JAMES v. AQUAVELLA, M.D., PC., et al., Appellants,
v.
RALPH S. VIOLA, M.D., Respondent.
No. 177 SSM 17
Court of Appeals of New York.
Decided June 7, 2011.Calihan Law, PLLC, Rochester (Robert B. Calihan of counsel), for appellants.
Chamberlain D'Amanda Oppenheimer & Greenfield, LLP, Rochester (J. Michael Wood, Michael A. Sciortino and Michael T. Harren of counsel), for respondent.
Chief Judge LIPPMAN and Judges CIPARICK, GRAFFEO, READ, SMITH, PIGOTT and JONES concur.
OPINION OF THE COURT
MEMORANDUM.
The order of the Appellate Division should be affirmed, with costs.

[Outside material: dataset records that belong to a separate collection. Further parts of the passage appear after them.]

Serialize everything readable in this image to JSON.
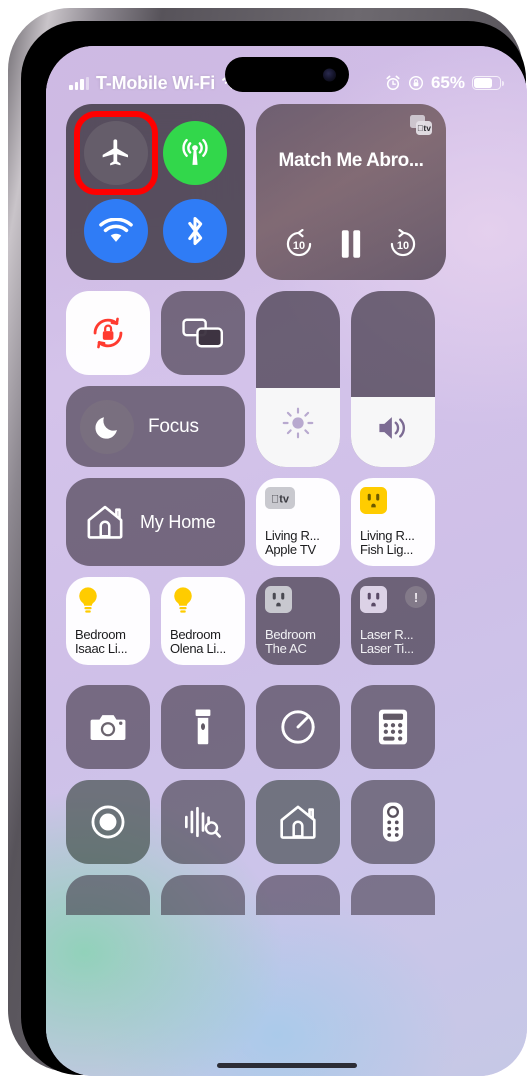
{
  "status_bar": {
    "carrier": "T-Mobile Wi-Fi",
    "signal_icon": "cellular-bars-icon",
    "wifi_icon": "wifi-icon",
    "alarm_icon": "alarm-clock-icon",
    "rotation_lock_icon": "rotation-lock-icon",
    "battery_percent": "65%",
    "battery_icon": "battery-icon",
    "battery_fill_pct": 65
  },
  "connectivity": {
    "airplane": {
      "label": "Airplane Mode",
      "icon": "airplane-icon",
      "state": "off"
    },
    "cellular": {
      "label": "Cellular Data",
      "icon": "cellular-antenna-icon",
      "state": "on"
    },
    "wifi": {
      "label": "Wi-Fi",
      "icon": "wifi-icon",
      "state": "on"
    },
    "bluetooth": {
      "label": "Bluetooth",
      "icon": "bluetooth-icon",
      "state": "on"
    }
  },
  "highlight": {
    "target": "airplane-mode-button",
    "color": "#ff0000"
  },
  "media": {
    "title": "Match Me Abro...",
    "app_icon": "apple-tv-app-icon",
    "skip_back_label": "10",
    "skip_forward_label": "10",
    "playback_state": "playing",
    "pause_icon": "pause-icon",
    "skip_back_icon": "skip-back-10-icon",
    "skip_forward_icon": "skip-forward-10-icon"
  },
  "display_controls": {
    "rotation_lock": {
      "label": "Rotation Lock",
      "icon": "rotation-lock-icon",
      "state": "on"
    },
    "screen_mirroring": {
      "label": "Screen Mirroring",
      "icon": "screen-mirroring-icon",
      "state": "off"
    },
    "focus": {
      "label": "Focus",
      "icon": "moon-icon",
      "state": "off"
    },
    "brightness": {
      "label": "Brightness",
      "icon": "brightness-icon",
      "value_pct": 45
    },
    "volume": {
      "label": "Volume",
      "icon": "speaker-icon",
      "value_pct": 40
    }
  },
  "home": {
    "my_home_label": "My Home",
    "my_home_icon": "house-icon",
    "accessories": [
      {
        "name": "living-room-apple-tv",
        "line1": "Living R...",
        "line2": "Apple TV",
        "icon": "apple-tv-icon",
        "state": "on",
        "accent": "#9a9aa0"
      },
      {
        "name": "living-room-fish-light",
        "line1": "Living R...",
        "line2": "Fish Lig...",
        "icon": "outlet-icon",
        "state": "on",
        "accent": "#ffcc00"
      },
      {
        "name": "bedroom-isaac-light",
        "line1": "Bedroom",
        "line2": "Isaac Li...",
        "icon": "lightbulb-icon",
        "state": "on",
        "accent": "#ffcc00"
      },
      {
        "name": "bedroom-olena-light",
        "line1": "Bedroom",
        "line2": "Olena Li...",
        "icon": "lightbulb-icon",
        "state": "on",
        "accent": "#ffcc00"
      },
      {
        "name": "bedroom-the-ac",
        "line1": "Bedroom",
        "line2": "The AC",
        "icon": "outlet-icon",
        "state": "off",
        "accent": "#c8c8cf"
      },
      {
        "name": "laser-room-laser-timer",
        "line1": "Laser R...",
        "line2": "Laser Ti...",
        "icon": "outlet-icon",
        "state": "off",
        "accent": "#d8cfe4",
        "badge": "!"
      }
    ]
  },
  "utilities": [
    {
      "name": "camera-button",
      "label": "Camera",
      "icon": "camera-icon"
    },
    {
      "name": "flashlight-button",
      "label": "Flashlight",
      "icon": "flashlight-icon"
    },
    {
      "name": "timer-button",
      "label": "Timer",
      "icon": "timer-icon"
    },
    {
      "name": "calculator-button",
      "label": "Calculator",
      "icon": "calculator-icon"
    },
    {
      "name": "screen-recording-button",
      "label": "Screen Recording",
      "icon": "record-icon"
    },
    {
      "name": "music-recognition-button",
      "label": "Music Recognition",
      "icon": "shazam-waveform-icon"
    },
    {
      "name": "home-app-button",
      "label": "Home",
      "icon": "house-icon"
    },
    {
      "name": "apple-tv-remote-button",
      "label": "Apple TV Remote",
      "icon": "remote-icon"
    }
  ]
}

The Appellate Division correctly determined that the proffered writings failed to satisfy the statute of frauds (see General *742 Obligations Law § 5-701 [a] [1]). The writings, taken together, fail to contain all of the essential terms of the alleged agreement. Specifically, the writings make no mention of the alleged incorporation of the written agreement's noncompete clause into the subsequent oral agreement between the parties.
On review of submissions pursuant to section 500.11 of the Rules of the Court of Appeals (22 NYCRR 500.11), order affirmed, with costs in a memorandum.